By Corey Kilgannon, The New York Times
A fund that could have helped New York City improve emergency communications between its Fire and Police Departments has been eliminated from the federal budget, Senator Charles E. Schumer said yesterday.
By cutting a $54 million nationwide grant to help municipalities improve communications between their emergency response agencies, including an estimated $6 million that could have gone to New York City, the Department of Homeland Security “pulled the rug out from under our cops and firefighters,” Mr. Schumer said at a news conference in front of a firehouse on East 51st Street that lost 10 firefighters on Sept. 11, 2001.
To illustrate the need to revamp the city’s emergency radio systems, Mr. Schumer cited a report, done for the Fire Department, that faulted radio communications after the attack. Mr. Schumer said the failures were partly to blame for the deaths of about 120 of the 343 firefighters who died in the attack on the World Trade Center.

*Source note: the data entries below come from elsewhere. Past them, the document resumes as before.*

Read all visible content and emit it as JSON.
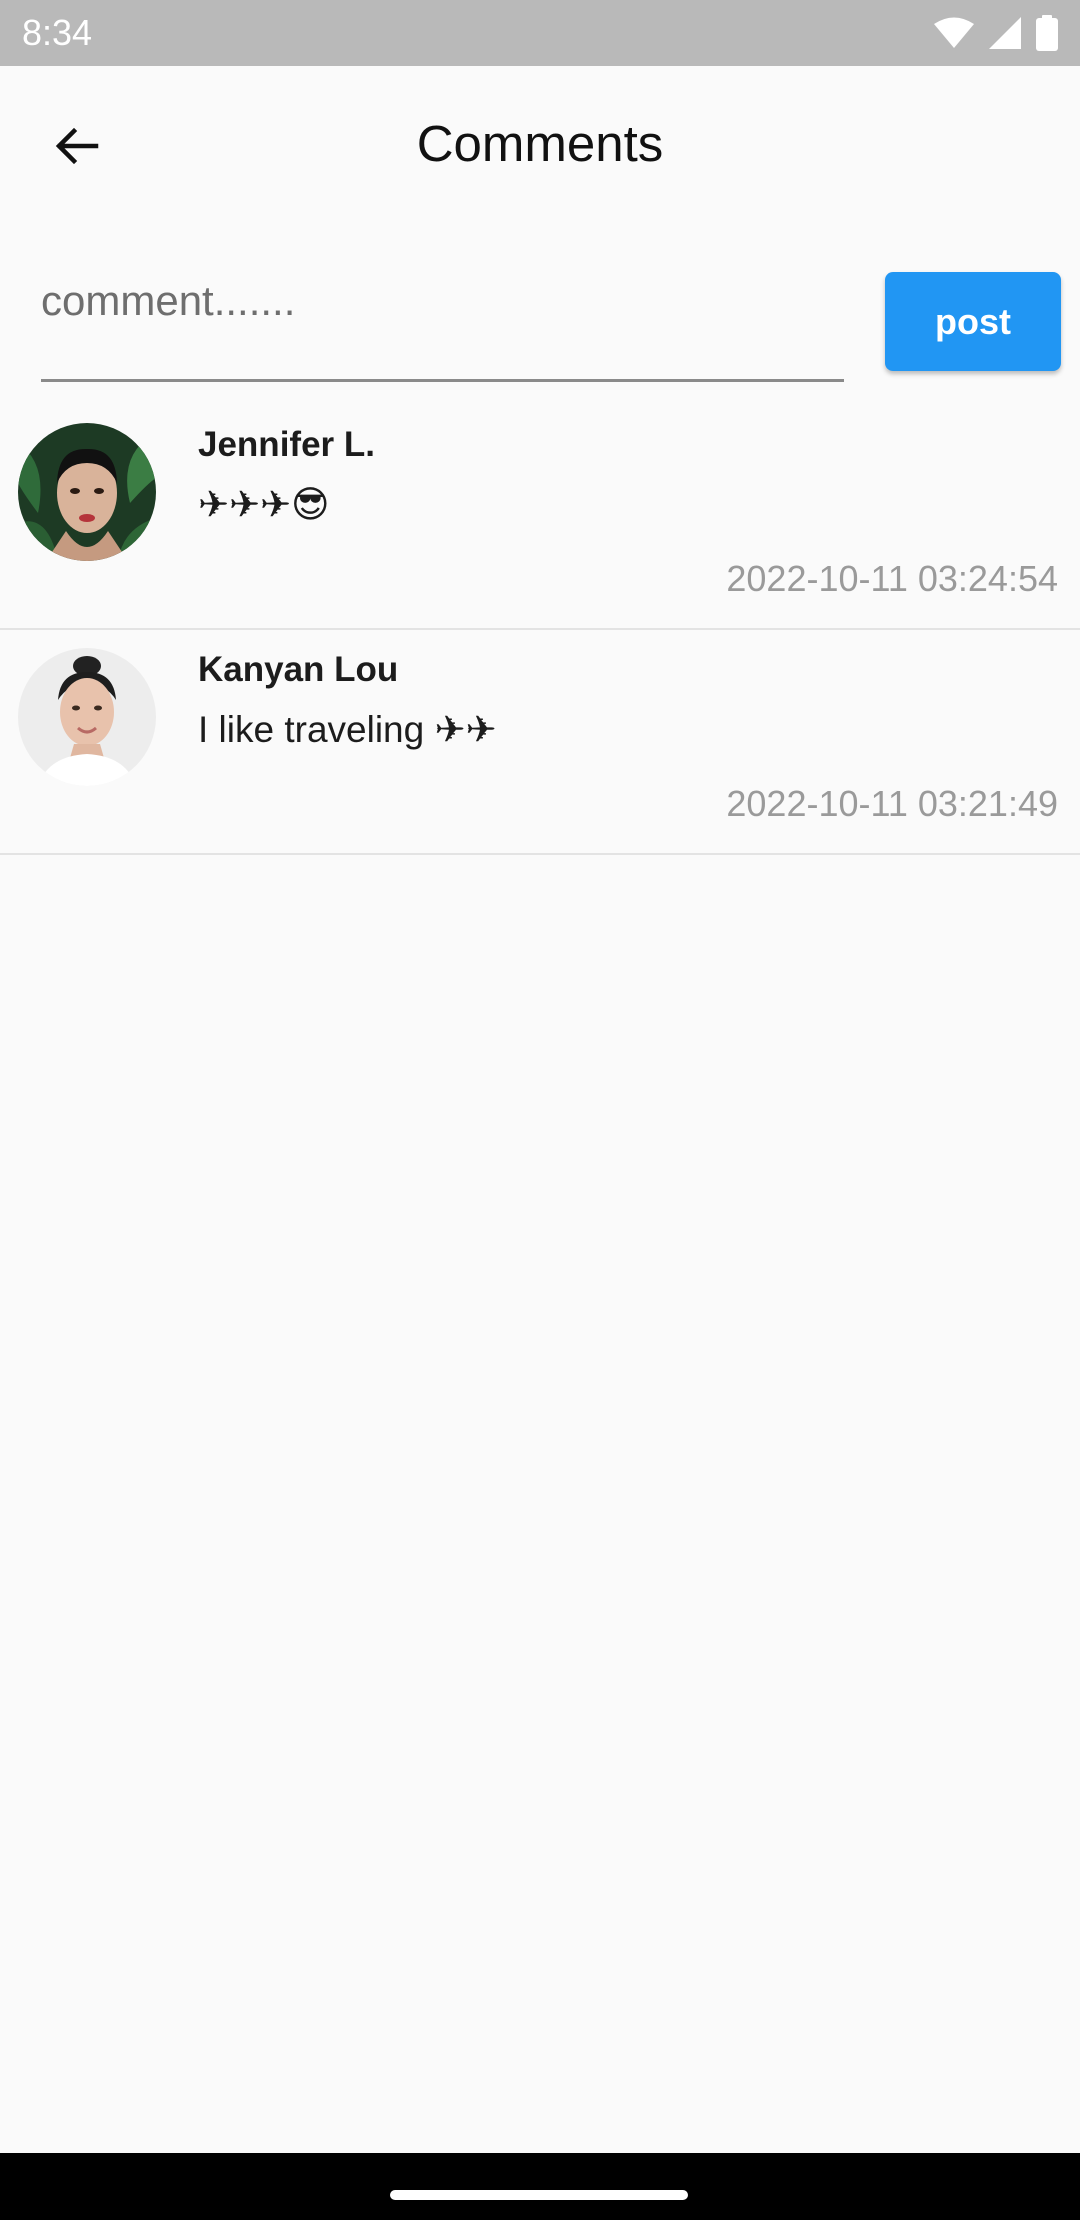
{
  "status_bar": {
    "time": "8:34",
    "icons": [
      "wifi-icon",
      "signal-icon",
      "battery-icon"
    ]
  },
  "header": {
    "title": "Comments",
    "back_icon": "arrow-left-icon"
  },
  "comment_form": {
    "placeholder": "comment.......",
    "post_label": "post",
    "accent_color": "#2196f3"
  },
  "comments": [
    {
      "author": "Jennifer L.",
      "text": "✈✈✈😎",
      "timestamp": "2022-10-11 03:24:54"
    },
    {
      "author": "Kanyan Lou",
      "text": "I like traveling ✈✈",
      "timestamp": "2022-10-11 03:21:49"
    }
  ]
}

The lack of radio communication between police and fire officials came into sharp relief during the investigation into the city’s response to the terrorist attack. After the trade center’s south tower collapsed, a police helicopter unit sent a radio message saying that the north tower also looked ready to fall, some 21 minutes before it did. Many police officers heard the message and were able to escape, but firefighters’ radios were not linked to police radios and apparently never heard the warnings. At least 121 firefighters, most in striking distance of safety, died when the north tower fell. The city’s police and fire commissioners have since moved to improve communications between the two departments.
Mr. Schumer said failing to finance improvements to the radio system leaves the city vulnerable to another disaster, and he said the federal grant program was the only one specifically set up to help integrate emergency radio systems.
A spokesman for Mr. Schumer said yesterday that Department of Homeland Security officials told the senator’s office last week that the fund that provided $54 million last year for improving radio interoperability would not be repeated in this year’s antiterrorism budget. The spokesman said that New York City would have been eligible for up to $6 million of the allocation had it been repeated this year .
Brian Roehrkasse, a spokesman for the Department of Homeland Security, said yesterday that the money was not eliminated, but rather was consolidated into the department’s full domestic preparedness budget to be allocated to state governments to spend as they choose.
“The Department of Homeland Security has provided $7 billion to $8 billion to state and local governments within the past seven months,” he said. “The president has requested another $3.6 billion for fiscal year 2005, some of which can be used for interoperability communications.”
A Fire Department spokesman, Francis X. Gribbon, said yesterday that fire officials can share certain radio channels with police officials, but that overhauling communications structures and creating a comprehensive plan for emergency commanders to communicate without interfering with intradepartmental communications is an immense task. But it is a task that fire officials are undertaking with other city emergency response agencies, including the Police Department and the Office of Emergency Management, he said.
“The department is working on a protocol to link us to the police,” Mr. Gribbon said, “but it’s very complicated to take the disparate radio systems of various agencies and allow them to merge at an emergency scene on a large scale with many channels.”
Among other improvements made since Sept. 11, he said, the department replaced its radios a year ago with new ones that “give us more capacity for interoperability with the Police Department.”
“While the department now has new radios that offer us improvements both for internal uses and interoperability with other agencies, more money would certainly be crucial in helping us further enhance the technology and the protocol,” Mr. Gribbon said.
As for firefighters being able to communicate with police helicopters in a large emergency, “that issue has been resolved,” he said
A Police Department spokesman said yesterday that he could not immediately provide information on radio plans.
Robert Lawson, a spokesman for Mayor Michael R. Bloomberg, said yesterday that the mayor, while visiting Washington last week, stressed to government officials the importance of getting the city its share of homeland security funds. “The mayor appreciates Senator Schumer’s efforts,” Mr. Lawson said.